Thursday 25 February 2016

"The budget will balance itself"

During last year's election campaign, that little phrase uttered by Justin Trudeau was widely used in Tory attack ads, in an attempt to paint the Liberal leader as a feckless lightweight.  Like everything else the Tories tried, it didn't work, possibly because it was a remarkably selective edit of what Trudeau actually said. In a TV interview back in February 2014, Trudeau suggested that "the commitment needs to be a commitment to grow the economy, and the budget will balance itself".

Tories may affect not to believe that, but most economists would, and there's fairly recent evidence of it in Canada. Starting in the mid-1990s, the Chretien (Liberal) government finally got serious about Canada's chronic budget deficit and debt problems. Most people recall, or rather think they recall, that the deficit was eliminated through stringent spending cuts, but this is only a small part of the story.  By far the biggest contribution came from soaring revenues, thanks in large measure to the steady growth that the US economy achieved at the time in response to a stimulative stance on the part of the Federal Reserve. The Canadian economy grew, and the budget balanced itself.

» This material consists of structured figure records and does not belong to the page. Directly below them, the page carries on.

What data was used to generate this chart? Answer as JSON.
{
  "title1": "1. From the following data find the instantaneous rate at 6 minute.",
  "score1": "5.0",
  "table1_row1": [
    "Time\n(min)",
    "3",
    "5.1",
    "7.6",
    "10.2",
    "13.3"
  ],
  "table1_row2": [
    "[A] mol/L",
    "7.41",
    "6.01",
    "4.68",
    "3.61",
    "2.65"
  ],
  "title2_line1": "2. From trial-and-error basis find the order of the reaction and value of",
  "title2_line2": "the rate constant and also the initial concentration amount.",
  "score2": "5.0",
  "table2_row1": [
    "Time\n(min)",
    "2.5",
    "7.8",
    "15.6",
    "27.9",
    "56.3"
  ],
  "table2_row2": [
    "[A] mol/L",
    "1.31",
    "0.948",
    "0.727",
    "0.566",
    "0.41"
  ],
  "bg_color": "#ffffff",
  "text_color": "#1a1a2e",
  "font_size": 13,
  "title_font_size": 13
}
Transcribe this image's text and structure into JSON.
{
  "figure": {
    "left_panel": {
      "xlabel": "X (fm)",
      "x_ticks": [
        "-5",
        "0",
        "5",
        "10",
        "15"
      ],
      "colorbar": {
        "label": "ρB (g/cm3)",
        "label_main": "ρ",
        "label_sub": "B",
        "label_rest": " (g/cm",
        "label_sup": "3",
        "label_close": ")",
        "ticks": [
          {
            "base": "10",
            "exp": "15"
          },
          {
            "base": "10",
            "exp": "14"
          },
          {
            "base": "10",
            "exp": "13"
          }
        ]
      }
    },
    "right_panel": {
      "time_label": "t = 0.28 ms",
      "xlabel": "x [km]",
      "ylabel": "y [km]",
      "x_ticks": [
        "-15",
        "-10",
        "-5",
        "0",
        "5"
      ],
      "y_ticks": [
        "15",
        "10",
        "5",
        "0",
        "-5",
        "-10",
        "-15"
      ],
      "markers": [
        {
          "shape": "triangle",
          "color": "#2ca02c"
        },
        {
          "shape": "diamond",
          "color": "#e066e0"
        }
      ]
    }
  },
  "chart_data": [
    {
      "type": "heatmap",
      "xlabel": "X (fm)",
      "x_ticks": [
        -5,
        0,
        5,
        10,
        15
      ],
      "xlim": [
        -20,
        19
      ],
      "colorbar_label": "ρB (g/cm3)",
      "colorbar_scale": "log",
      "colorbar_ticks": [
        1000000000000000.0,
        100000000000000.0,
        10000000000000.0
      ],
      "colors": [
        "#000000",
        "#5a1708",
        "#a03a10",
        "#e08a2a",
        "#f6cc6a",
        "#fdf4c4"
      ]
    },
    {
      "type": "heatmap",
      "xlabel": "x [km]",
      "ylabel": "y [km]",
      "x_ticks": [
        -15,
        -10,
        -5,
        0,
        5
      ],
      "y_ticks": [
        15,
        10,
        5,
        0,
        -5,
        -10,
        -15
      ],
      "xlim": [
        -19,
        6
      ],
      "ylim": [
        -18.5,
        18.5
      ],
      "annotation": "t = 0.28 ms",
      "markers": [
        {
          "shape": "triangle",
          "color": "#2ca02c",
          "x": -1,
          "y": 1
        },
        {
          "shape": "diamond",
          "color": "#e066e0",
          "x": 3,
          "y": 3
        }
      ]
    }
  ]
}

This ancient history is worth recounting because we seem to be embarking on another trip down the same road, under the guidance of the Trudeau government.  During the election campaign, the Liberals differentiated themselves from the two competing parties by pledging to run "small" and "temporary" deficits in order to boost the economy.  "Small" was to mean less than C$10 billion a year, and "temporary" meant the budget was to be back in balance by the time of the next election, in 2019.

So much for that. To the surprise of almost no-one, it turned out that the fiscal situation the Liberals inherited was far worse than the Tories had claimed, and with oil prices still low, the situation has only gotten worse in the last few months.  Finance Minister Bill Morneau said this week that revenues this year will be $12 billion lower than anticipated, and that the budget deficit will be $18.4 billion -- even before the Liberals tack on the cost of their election promises. The deficit will fall only slowly after that, and any hope of getting back to a surplus position by 2019 has been abandoned. At best, the Liberals may be able to keep the Federal debt/GDP ratio from increasing, and even that is far from certain. That ratio is currently around 31 percent, as this very comprehensive set of fiscal tables from RBC shows.  

Morneau has made it clear that the Government believes cutting the deficit would throw the economy back into recession, which is almost certainly correct.  The real question is whether the planned new spending will indeed get the economy back on track, generating growth that will start the process of bringing the deficit back down again. If it doesn't work, Canada could embark on another period of massive and seemingly intractable Federal deficits, just as happened from the late 1970s to the mid-1990s.

This excellent article by the CBC's Don Pittis spells out the risks to Morneau's approach.  Pittis points out that the ever-present risk of another financial crisis could easily throw the government's projections off track at any time.  Moreover, the possibility of ever returning to a period of really rapid growth is dwindling, as labour force growth slows with the retirement of the baby boom cohort. Canada's abysmal productivity record rules out any chance of a helping hand from that quarter.

It's a sobering message, but we'll have to wait until budget day in late March to see whether Morneau and Trudeau are listening. This week's deficit announcement is obviously intended to get the bad news out of the way early.  Many media commentators are adding together Morneau's $18.4 billion and the originally-pledged $10 billion stimulus, and concluding that the actual deficit will be close to $30 billion.  The smart political move would be to come in with a number nearer, say, $25 billion, which in current circumstances would be greeted with a sigh of relief.  We shall see.